Resumo: O artigo analisa o tempo de trabalho como dimensão simbólica,  política e jurídica, superando a visão organizacional. Com base em Marx  (2018), Negt (2025), Bourdieu (1998) e Nussbaum (2025), e em dados da  OIT e Eurofound, discute a jornada como direito social ligado à dignidade,  saúde e cidadania. Examina a PEC nº 8/2025, que propõe reduzir a jornada  sem corte salarial e extinguir o regime 6×1, à luz do contexto legislativo e  de experiências internacionais (França, Islândia, Reino Unido e Portugal).  Conclui, a partir de análise histórica e jurídica, que redistribuir o tempo,  quando pactuado coletivamente e protegido por lei, é política estratégica  para fortalecer a democracia e promover desenvolvimento justo.
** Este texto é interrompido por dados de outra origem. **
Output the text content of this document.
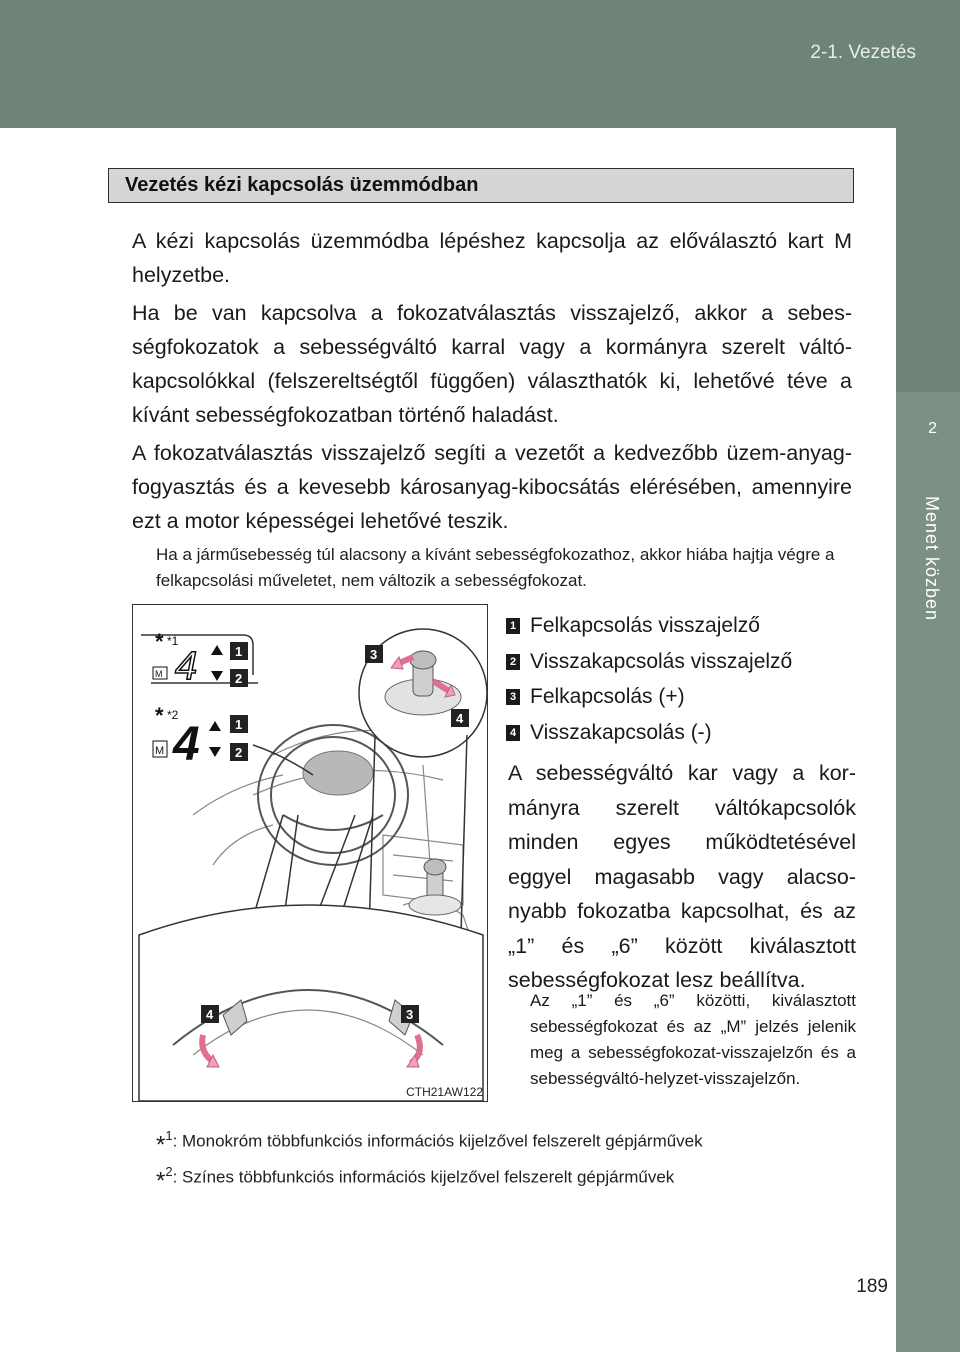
2-1. Vezetés
2
Menet közben
Vezetés kézi kapcsolás üzemmódban
A kézi kapcsolás üzemmódba lépéshez kapcsolja az előválasztó kart M helyzetbe.
Ha be van kapcsolva a fokozatválasztás visszajelző, akkor a sebes-ségfokozatok a sebességváltó karral vagy a kormányra szerelt váltó-kapcsolókkal (felszereltségtől függően) választhatók ki, lehetővé téve a kívánt sebességfokozatban történő haladást.
A fokozatválasztás visszajelző segíti a vezetőt a kedvezőbb üzem-anyag-fogyasztás és a kevesebb károsanyag-kibocsátás elérésében, amennyire ezt a motor képességei lehetővé teszik.
Ha a járműsebesség túl alacsony a kívánt sebességfokozathoz, akkor hiába hajtja végre a felkapcsolási műveletet, nem változik a sebességfokozat.
* *1
M 4	1
2
* *2
M 4	1
2
3
4
4	3
CTH21AW122
1 Felkapcsolás visszajelző
2 Visszakapcsolás visszajelző
3 Felkapcsolás (+)
4 Visszakapcsolás (-)
A sebességváltó kar vagy a kor-mányra szerelt váltókapcsolók minden egyes működtetésével eggyel magasabb vagy alacso-nyabb fokozatba kapcsolhat, és az „1” és „6” között kiválasztott sebességfokozat lesz beállítva.
Az „1” és „6” közötti, kiválasztott sebességfokozat és az „M” jelzés jelenik meg a sebességfokozat-visszajelzőn és a sebességváltó-helyzet-visszajelzőn.
*$^1$: Monokróm többfunkciós információs kijelzővel felszerelt gépjárművek
*$^2$: Színes többfunkciós információs kijelzővel felszerelt gépjárművek
189
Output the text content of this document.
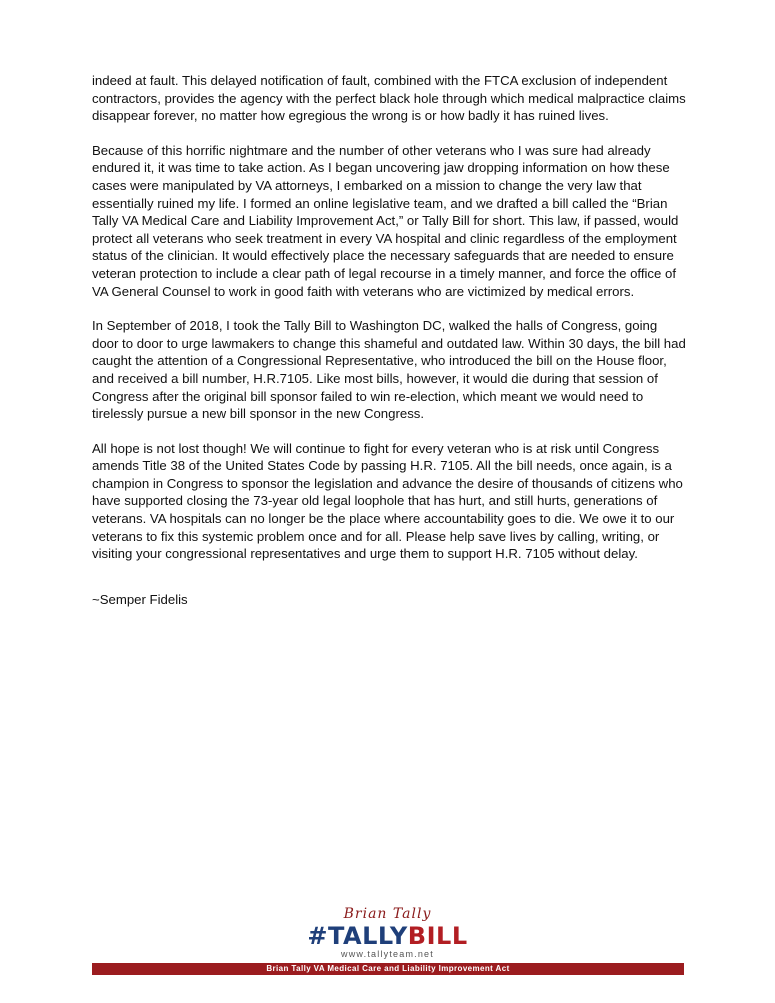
indeed at fault. This delayed notification of fault, combined with the FTCA exclusion of independent contractors, provides the agency with the perfect black hole through which medical malpractice claims disappear forever, no matter how egregious the wrong is or how badly it has ruined lives.

Because of this horrific nightmare and the number of other veterans who I was sure had already endured it, it was time to take action. As I began uncovering jaw dropping information on how these cases were manipulated by VA attorneys, I embarked on a mission to change the very law that essentially ruined my life. I formed an online legislative team, and we drafted a bill called the “Brian Tally VA Medical Care and Liability Improvement Act,” or Tally Bill for short. This law, if passed, would protect all veterans who seek treatment in every VA hospital and clinic regardless of the employment status of the clinician. It would effectively place the necessary safeguards that are needed to ensure veteran protection to include a clear path of legal recourse in a timely manner, and force the office of VA General Counsel to work in good faith with veterans who are victimized by medical errors.

In September of 2018, I took the Tally Bill to Washington DC, walked the halls of Congress, going door to door to urge lawmakers to change this shameful and outdated law. Within 30 days, the bill had caught the attention of a Congressional Representative, who introduced the bill on the House floor, and received a bill number, H.R.7105. Like most bills, however, it would die during that session of Congress after the original bill sponsor failed to win re-election, which meant we would need to tirelessly pursue a new bill sponsor in the new Congress.

All hope is not lost though! We will continue to fight for every veteran who is at risk until Congress amends Title 38 of the United States Code by passing H.R. 7105. All the bill needs, once again, is a champion in Congress to sponsor the legislation and advance the desire of thousands of citizens who have supported closing the 73-year old legal loophole that has hurt, and still hurts, generations of veterans. VA hospitals can no longer be the place where accountability goes to die. We owe it to our veterans to fix this systemic problem once and for all. Please help save lives by calling, writing, or visiting your congressional representatives and urge them to support H.R. 7105 without delay.

~Semper Fidelis
Brian Tally
#TALLYBILL
www.tallyteam.net
Brian Tally VA Medical Care and Liability Improvement Act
Sumário: Introdução | O tempo de trabalho como campo simbólico, estratégico e sindical | Estratégias sindicais contemporâneas: reapropriação política  do tempo de trabalho | A Dimensão Jurídico-Sindical nas Relações de Trabalho | Obstáculos Legislativos e Estratégias Sindicais na Tramitação  da PEC 8/2025 | Considerações finais

Introdução

O tempo de trabalho, longe de ser um simples parâmetro técnico de  organização produtiva, constitui um campo de disputa simbólica, política e jurídica que atravessa a história do trabalho moderno. Da Revolução Industrial  às atuais discussões sobre inteligência artificial e automação, a definição das  jornadas, ritmos e pausas revela-se não apenas como um arranjo econômico,  mas como um artefato civilizatório – expressão de valores, prioridades sociais  e concepções de dignidade humana. Desde Marx, que qualificou a limitação  da jornada como uma “barreira social” contra a apropriação ilimitada da vida  pelo capital, até as teorias contemporâneas de Negt, Bourdieu e Nussbaum,  a regulação do tempo emerge como um eixo estruturante para a efetivação  de direitos sociais e para a própria qualidade da democracia. 
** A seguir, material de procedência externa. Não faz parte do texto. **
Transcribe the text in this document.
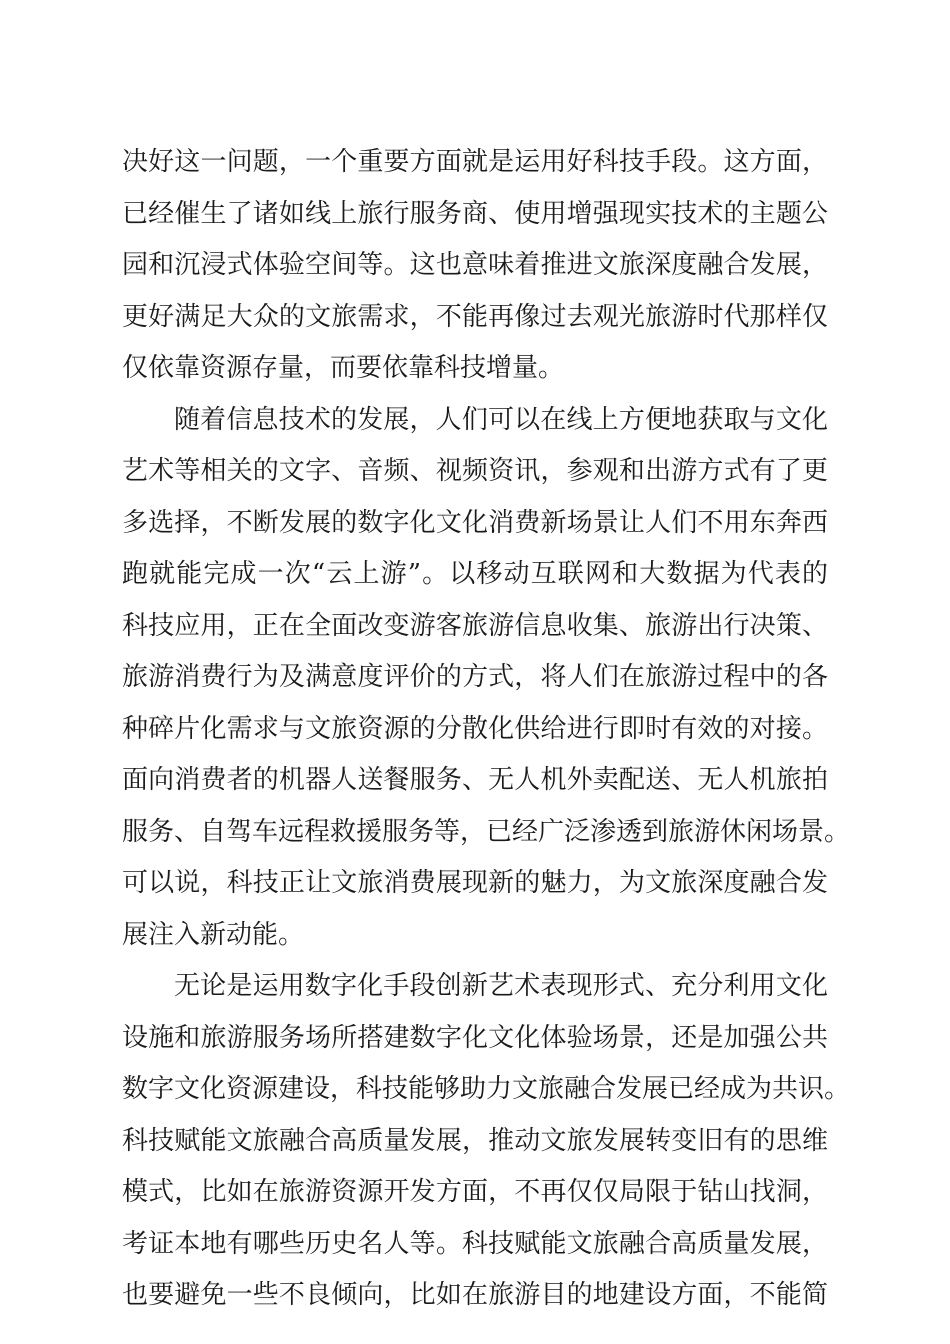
决好这一问题，一个重要方面就是运用好科技手段。这方面，
已经催生了诸如线上旅行服务商、使用增强现实技术的主题公
园和沉浸式体验空间等。这也意味着推进文旅深度融合发展，
更好满足大众的文旅需求，不能再像过去观光旅游时代那样仅
仅依靠资源存量，而要依靠科技增量。
随着信息技术的发展，人们可以在线上方便地获取与文化
艺术等相关的文字、音频、视频资讯，参观和出游方式有了更
多选择，不断发展的数字化文化消费新场景让人们不用东奔西
跑就能完成一次“云上游”。以移动互联网和大数据为代表的
科技应用，正在全面改变游客旅游信息收集、旅游出行决策、
旅游消费行为及满意度评价的方式，将人们在旅游过程中的各
种碎片化需求与文旅资源的分散化供给进行即时有效的对接。
面向消费者的机器人送餐服务、无人机外卖配送、无人机旅拍
服务、自驾车远程救援服务等，已经广泛渗透到旅游休闲场景。
可以说，科技正让文旅消费展现新的魅力，为文旅深度融合发
展注入新动能。
无论是运用数字化手段创新艺术表现形式、充分利用文化
设施和旅游服务场所搭建数字化文化体验场景，还是加强公共
数字文化资源建设，科技能够助力文旅融合发展已经成为共识。
科技赋能文旅融合高质量发展，推动文旅发展转变旧有的思维
模式，比如在旅游资源开发方面，不再仅仅局限于钻山找洞，
考证本地有哪些历史名人等。科技赋能文旅融合高质量发展，
也要避免一些不良倾向，比如在旅游目的地建设方面，不能简
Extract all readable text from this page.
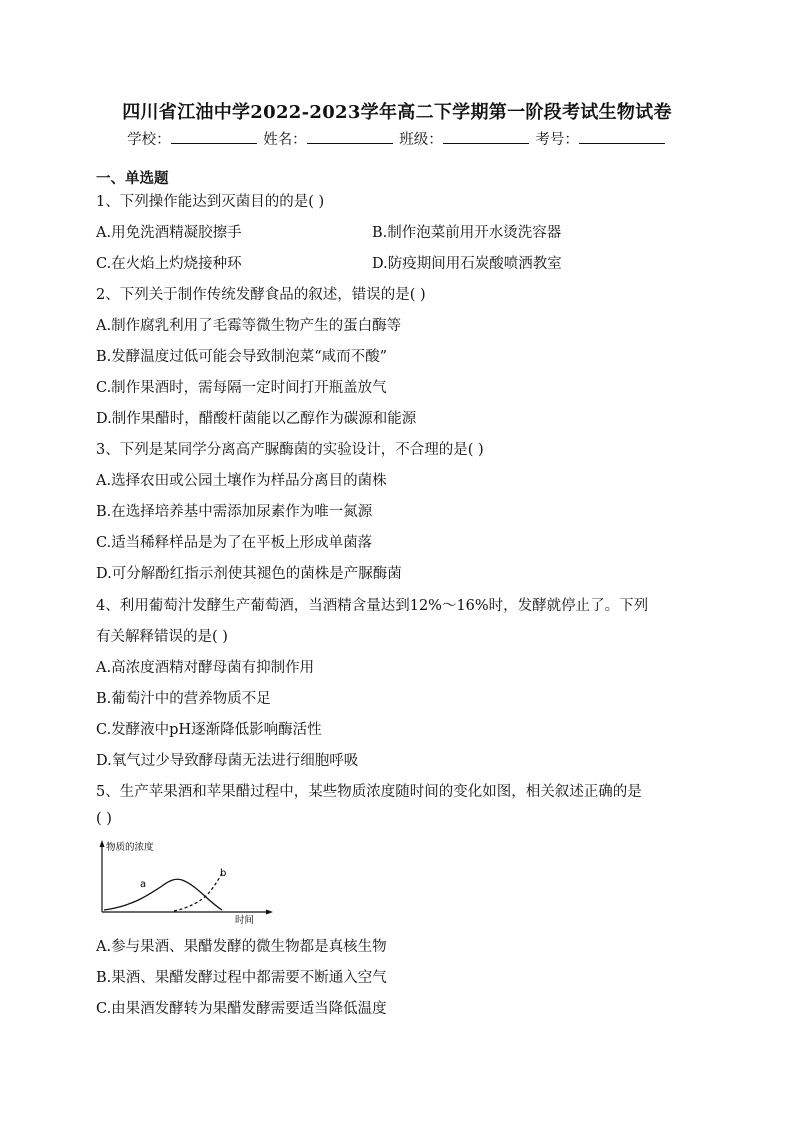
四川省江油中学2022-2023学年高二下学期第一阶段考试生物试卷
学校：	姓名：	班级：	考号：
一、单选题
1、下列操作能达到灭菌目的的是( )
A.用免洗酒精凝胶擦手	B.制作泡菜前用开水烫洗容器
C.在火焰上灼烧接种环	D.防疫期间用石炭酸喷洒教室
2、下列关于制作传统发酵食品的叙述，错误的是( )
A.制作腐乳利用了毛霉等微生物产生的蛋白酶等
B.发酵温度过低可能会导致制泡菜“咸而不酸”
C.制作果酒时，需每隔一定时间打开瓶盖放气
D.制作果醋时，醋酸杆菌能以乙醇作为碳源和能源
3、下列是某同学分离高产脲酶菌的实验设计，不合理的是( )
A.选择农田或公园土壤作为样品分离目的菌株
B.在选择培养基中需添加尿素作为唯一氮源
C.适当稀释样品是为了在平板上形成单菌落
D.可分解酚红指示剂使其褪色的菌株是产脲酶菌
4、利用葡萄汁发酵生产葡萄酒，当酒精含量达到12%～16%时，发酵就停止了。下列
有关解释错误的是( )
A.高浓度酒精对酵母菌有抑制作用
B.葡萄汁中的营养物质不足
C.发酵液中pH逐渐降低影响酶活性
D.氧气过少导致酵母菌无法进行细胞呼吸
5、生产苹果酒和苹果醋过程中，某些物质浓度随时间的变化如图，相关叙述正确的是
( )
物质的浓度
时间
a
b
A.参与果酒、果醋发酵的微生物都是真核生物
B.果酒、果醋发酵过程中都需要不断通入空气
C.由果酒发酵转为果醋发酵需要适当降低温度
No Brasil, essa disputa temporal adquire contornos particulares. A luta  sindical, responsável por conquistas históricas como as oito horas diárias e  o descanso semanal remunerado, consolidou-se no arcabouço jurídico nacional por meio da CLT e da Constituição Federal de 1988, dialogando com  convenções internacionais da Organização Internacional do Trabalho (OIT).  Entretanto, nas últimas décadas, a precarização estrutural, o avanço de regimes extenuantes (como o 6×1) e a intensificação do trabalho em setores de  serviços e comércio têm erodido esses marcos, recolocando o debate sobre o  tempo no centro da agenda sindical. 

Nesse contexto, a Proposta de Emenda Constitucional nº 8/2025, apresentada por meio do Movimento Vida Além do Trabalho – VAT em meio a um  movimento de recuperação de políticas públicas voltadas ao trabalho após  um período de retrocesso trabalhista (iniciado com a Reforma Trabalhista de  2017) irrompe como um marco potencial, ao propor a redução da jornada sem corte salarial e a superação de escalas exaustivas, resgatando o tempo  protegido como direito social e como condição para o desenvolvimento humano. Mais que uma alteração normativa, trata-se de uma disputa paradigmática: a quem pertence o tempo que excede as necessidades estritas da produção? Qual o papel do Estado, das empresas e dos sindicatos na definição e  na proteção desse tempo? 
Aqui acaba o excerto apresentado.